I think there is a legitimate Zendesk vulnerability here too, though. As they point out, if you know the help requester's email and can guess the sequential ID, you can see their tickets which could contain sensitive data. You could phish a certain amount of users of any big enough service into filing tickets with their passwords, driver's license images, or other information by sending a forged email saying they need to go to and open a ticket to verify their identity.

The help desk would catch on eventually but you could have already downloaded some sensitive info by the time they locked things down.

There's probably a general class of scam where you induce people to request support, or find people likely to do so, and eavesdrop on them authenticating themselves. Imagine hiding an audio recorder near an ATM in a strip club or casino and listening in on people calling their banks trying to raise their withdrawal limits.

posted by smelendez at 11:20 AM on October 14


Actually, this explanation is SO well organized and written that I am starting to wonder whether a 15-year-old actually produced it...

I think a bright 15-year-old could write that, but parts of it also sounded like ChatGPT's writing style, so it wouldn't surprise me if they used that to assist in writing it up.
posted by biogeo at 2:31 PM on October 14


Hoping that 'nobody will be able to guess the next call number' is security by obscurity.

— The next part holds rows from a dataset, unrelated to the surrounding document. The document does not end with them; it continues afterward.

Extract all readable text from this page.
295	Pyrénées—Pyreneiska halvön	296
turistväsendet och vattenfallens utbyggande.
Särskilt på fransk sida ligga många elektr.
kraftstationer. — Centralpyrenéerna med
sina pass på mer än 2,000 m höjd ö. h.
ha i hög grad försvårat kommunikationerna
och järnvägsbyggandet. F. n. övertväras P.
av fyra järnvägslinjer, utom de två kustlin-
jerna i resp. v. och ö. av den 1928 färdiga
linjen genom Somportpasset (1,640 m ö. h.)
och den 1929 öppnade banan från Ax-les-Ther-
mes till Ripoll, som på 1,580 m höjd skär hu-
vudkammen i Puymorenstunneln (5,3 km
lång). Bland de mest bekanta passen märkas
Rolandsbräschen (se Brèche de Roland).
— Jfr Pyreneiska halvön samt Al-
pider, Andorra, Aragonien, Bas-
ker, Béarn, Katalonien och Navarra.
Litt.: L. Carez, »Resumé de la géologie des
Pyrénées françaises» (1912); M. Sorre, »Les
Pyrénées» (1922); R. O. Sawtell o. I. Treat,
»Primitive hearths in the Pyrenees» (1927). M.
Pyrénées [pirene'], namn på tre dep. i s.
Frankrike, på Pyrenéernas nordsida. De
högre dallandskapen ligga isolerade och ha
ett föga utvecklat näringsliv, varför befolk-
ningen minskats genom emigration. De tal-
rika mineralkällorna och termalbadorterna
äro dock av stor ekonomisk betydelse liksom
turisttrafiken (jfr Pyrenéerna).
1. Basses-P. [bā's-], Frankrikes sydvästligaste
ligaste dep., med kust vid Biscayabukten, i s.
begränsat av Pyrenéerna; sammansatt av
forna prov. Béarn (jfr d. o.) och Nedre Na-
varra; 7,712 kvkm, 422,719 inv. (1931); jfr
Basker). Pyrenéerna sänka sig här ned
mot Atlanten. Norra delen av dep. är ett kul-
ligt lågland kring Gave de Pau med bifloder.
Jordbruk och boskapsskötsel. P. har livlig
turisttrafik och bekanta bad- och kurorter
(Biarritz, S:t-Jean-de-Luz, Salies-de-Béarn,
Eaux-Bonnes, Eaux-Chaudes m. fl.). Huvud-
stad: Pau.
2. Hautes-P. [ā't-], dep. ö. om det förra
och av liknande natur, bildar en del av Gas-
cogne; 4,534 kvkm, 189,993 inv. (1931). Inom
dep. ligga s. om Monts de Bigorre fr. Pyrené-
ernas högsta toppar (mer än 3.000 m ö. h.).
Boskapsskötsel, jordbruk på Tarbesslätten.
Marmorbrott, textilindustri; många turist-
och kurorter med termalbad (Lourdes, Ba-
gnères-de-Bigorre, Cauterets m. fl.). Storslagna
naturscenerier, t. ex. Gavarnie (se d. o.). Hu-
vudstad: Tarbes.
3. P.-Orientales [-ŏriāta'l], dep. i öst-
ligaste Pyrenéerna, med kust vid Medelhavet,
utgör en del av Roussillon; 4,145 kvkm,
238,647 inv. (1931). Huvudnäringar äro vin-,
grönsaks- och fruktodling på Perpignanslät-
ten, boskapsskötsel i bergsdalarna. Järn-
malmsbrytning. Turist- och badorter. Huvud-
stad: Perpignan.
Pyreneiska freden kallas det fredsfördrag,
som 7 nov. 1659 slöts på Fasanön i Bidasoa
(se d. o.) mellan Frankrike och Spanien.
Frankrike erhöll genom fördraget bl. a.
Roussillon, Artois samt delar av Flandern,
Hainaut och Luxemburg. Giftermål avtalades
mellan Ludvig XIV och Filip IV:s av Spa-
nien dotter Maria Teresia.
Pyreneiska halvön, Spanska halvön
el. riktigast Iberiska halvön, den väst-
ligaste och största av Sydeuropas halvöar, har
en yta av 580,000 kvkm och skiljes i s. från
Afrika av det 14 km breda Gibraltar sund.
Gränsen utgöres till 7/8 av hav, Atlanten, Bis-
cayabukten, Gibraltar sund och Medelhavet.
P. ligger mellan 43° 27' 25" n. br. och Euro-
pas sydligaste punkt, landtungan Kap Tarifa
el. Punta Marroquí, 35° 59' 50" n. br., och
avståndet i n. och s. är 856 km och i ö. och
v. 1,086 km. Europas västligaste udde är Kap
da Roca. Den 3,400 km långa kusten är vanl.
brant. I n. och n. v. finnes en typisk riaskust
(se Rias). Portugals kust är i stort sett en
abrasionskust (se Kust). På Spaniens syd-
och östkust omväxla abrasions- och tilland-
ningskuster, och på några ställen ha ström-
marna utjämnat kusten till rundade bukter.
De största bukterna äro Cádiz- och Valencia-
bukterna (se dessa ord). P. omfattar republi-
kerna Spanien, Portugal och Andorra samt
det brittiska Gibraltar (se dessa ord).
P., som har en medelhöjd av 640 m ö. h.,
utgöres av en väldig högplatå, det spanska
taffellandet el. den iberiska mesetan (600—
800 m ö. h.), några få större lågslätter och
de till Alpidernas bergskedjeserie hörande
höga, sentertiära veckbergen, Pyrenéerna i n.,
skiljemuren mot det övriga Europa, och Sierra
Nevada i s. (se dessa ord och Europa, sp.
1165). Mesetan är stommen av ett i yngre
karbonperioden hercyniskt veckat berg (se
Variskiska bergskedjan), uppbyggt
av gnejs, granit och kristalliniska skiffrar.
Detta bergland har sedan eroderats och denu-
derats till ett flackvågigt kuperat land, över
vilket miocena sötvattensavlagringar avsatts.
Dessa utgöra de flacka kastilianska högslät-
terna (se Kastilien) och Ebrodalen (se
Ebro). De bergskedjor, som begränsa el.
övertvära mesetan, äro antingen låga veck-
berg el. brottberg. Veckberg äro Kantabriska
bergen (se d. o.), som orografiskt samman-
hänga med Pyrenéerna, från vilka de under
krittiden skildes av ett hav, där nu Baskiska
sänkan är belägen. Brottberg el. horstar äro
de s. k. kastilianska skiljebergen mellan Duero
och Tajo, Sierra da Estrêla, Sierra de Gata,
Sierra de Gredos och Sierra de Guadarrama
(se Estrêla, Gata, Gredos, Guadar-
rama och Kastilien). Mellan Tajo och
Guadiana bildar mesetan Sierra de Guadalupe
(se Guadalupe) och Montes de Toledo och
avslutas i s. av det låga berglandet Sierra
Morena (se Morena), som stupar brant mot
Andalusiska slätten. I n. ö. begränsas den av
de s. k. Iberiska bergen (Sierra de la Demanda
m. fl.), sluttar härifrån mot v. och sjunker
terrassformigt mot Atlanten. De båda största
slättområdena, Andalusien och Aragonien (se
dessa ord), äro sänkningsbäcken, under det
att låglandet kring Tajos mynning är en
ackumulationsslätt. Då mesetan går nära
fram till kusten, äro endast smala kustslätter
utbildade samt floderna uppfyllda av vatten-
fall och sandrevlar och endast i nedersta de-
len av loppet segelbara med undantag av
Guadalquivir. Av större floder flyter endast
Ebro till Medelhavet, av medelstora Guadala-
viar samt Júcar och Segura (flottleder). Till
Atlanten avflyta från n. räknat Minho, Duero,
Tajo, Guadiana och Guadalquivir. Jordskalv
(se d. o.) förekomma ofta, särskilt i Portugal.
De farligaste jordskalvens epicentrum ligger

Obscurity isn't sufficient for security, I agree, but certainly inasmuch as the perfect is the enemy of the good, making it harder to guess valid ticket numbers is superior to going "well we'll just rely on making it so that the easily guessable id sequence is useless to a potential attacker" and it's comparatively cheap to implement.
posted by axiom at 2:35 PM on October 14 [2 favorites]


parts of it also sounded like ChatGPT's writing style

Someone in the comments thought so too.
posted by We had a deal, Kyle at 3:27 PM on October 14


lmao yeah, because what you did was inarguably unethical my dude

Breaking TOS isn’t unethical.
posted by Uncle at 6:14 PM on October 14


I mean, publicizing a vulnerability before you've informed the code owners and given them every chance to fix it is generally unethical, largely because it increases the chances that the vulnerability will be exploited before it's fixed because now it's public knowledge.

But that's not what happened in this case.